Als sich die von ihr angesammelte Macht in den Händen ihres Meisters konzentrierte, lächelte der greise Magier. Einen Atemzug lang sah sie ihn so wie beim ersten Maclass="underline" Macht vereint mit Weisheit und Güte.

Mit größter Bewunderung beobachtete sie, auf welch geschickte Art der Magier des Königs einen Abwehrbann wob, der ihrem ähnelte und doch unendlich vielschichtiger war – und das, ohne auf offensichtliche Bewegungen zur Unterstützung seiner Arbeit auszuweichen. Die weiteren auf seinem Körper erscheinenden Schnitte konnten ihn nicht aus der Konzentration reißen. Als er den Zauber beendete, erzitterte die Hütte unter der Gewalt des verärgerten, durchdringenden Aufschreis seines Angreifers. Zweimal noch versuchte der, gegen den Abwehrbann anzukämpfen, bevor Sham seine Magie nicht mehr wahrnahm.

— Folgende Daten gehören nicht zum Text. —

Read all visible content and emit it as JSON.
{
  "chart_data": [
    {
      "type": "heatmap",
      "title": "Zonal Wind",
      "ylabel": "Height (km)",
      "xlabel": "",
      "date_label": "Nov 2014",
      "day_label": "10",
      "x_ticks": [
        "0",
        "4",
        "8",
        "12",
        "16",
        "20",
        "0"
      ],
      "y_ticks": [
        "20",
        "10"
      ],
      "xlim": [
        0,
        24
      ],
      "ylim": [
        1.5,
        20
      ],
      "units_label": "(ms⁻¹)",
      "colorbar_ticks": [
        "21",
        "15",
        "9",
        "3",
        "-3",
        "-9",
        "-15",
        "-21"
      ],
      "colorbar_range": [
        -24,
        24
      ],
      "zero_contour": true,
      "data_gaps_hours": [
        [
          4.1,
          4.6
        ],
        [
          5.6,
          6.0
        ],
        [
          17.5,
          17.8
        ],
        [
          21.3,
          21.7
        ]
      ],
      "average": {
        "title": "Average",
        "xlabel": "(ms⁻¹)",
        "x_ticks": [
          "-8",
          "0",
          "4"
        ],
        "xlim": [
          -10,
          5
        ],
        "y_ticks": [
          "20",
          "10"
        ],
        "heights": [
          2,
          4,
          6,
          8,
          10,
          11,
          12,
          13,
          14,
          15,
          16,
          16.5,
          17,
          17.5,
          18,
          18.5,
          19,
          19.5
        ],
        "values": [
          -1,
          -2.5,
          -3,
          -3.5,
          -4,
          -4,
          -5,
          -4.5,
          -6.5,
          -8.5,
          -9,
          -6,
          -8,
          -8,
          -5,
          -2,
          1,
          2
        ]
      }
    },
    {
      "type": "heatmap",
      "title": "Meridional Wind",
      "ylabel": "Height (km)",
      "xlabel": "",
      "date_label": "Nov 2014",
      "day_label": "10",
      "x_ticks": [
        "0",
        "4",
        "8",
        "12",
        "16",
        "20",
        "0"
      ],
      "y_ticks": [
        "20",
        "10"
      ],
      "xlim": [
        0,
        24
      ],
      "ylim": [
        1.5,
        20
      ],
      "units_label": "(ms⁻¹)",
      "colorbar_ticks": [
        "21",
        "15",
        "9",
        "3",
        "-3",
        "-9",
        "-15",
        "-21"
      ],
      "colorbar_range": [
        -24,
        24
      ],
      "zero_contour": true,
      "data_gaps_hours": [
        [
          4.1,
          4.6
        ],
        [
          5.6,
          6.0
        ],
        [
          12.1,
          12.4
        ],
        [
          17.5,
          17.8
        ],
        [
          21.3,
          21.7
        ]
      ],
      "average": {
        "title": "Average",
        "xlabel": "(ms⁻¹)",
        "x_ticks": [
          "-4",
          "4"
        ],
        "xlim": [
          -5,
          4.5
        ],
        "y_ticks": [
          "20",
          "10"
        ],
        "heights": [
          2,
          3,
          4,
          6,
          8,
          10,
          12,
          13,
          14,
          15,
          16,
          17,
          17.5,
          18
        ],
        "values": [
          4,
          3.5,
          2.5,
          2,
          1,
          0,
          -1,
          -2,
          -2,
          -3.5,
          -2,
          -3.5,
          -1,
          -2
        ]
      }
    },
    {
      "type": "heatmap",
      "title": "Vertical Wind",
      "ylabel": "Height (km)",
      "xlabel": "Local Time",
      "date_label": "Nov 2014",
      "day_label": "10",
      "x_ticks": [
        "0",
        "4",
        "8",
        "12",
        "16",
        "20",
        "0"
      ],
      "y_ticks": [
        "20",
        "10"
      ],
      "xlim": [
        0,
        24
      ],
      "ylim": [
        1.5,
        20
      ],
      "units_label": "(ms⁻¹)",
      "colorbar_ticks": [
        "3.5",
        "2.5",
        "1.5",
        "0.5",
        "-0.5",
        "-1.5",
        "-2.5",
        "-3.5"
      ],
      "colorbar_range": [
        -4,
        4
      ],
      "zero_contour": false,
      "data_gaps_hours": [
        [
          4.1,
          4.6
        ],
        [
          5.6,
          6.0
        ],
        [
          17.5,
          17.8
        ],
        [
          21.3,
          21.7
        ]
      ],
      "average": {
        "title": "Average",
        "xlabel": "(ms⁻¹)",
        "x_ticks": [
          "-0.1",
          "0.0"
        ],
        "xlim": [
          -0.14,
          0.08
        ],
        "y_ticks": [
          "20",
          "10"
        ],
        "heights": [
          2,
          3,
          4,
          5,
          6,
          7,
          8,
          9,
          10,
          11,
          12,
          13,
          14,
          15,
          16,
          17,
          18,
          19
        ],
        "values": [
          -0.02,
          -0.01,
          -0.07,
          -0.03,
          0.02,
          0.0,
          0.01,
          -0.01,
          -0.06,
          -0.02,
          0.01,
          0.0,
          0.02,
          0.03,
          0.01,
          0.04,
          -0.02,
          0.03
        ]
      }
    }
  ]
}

Der Alte Mann brach auf dem Boden zusammen. Sham kniete sich fast so schnell hin, wie er gefallen war, und tastete ihn behutsam mit den Händen ab. Sie fand keine Wunden, die verbunden werden mussten, nur eine Vielzahl winziger, dünner Linien, aus denen sich das Lebensblut des alten Mannes auf den Boden ergoss. Ihre Bewegungen wurden verzweifelter, als sie die Unausweichlichkeit seines Todes erkannte – sie wurde ersichtlich durch das Blut, das gegen die Wände und auf den Boden gespritzt worden war.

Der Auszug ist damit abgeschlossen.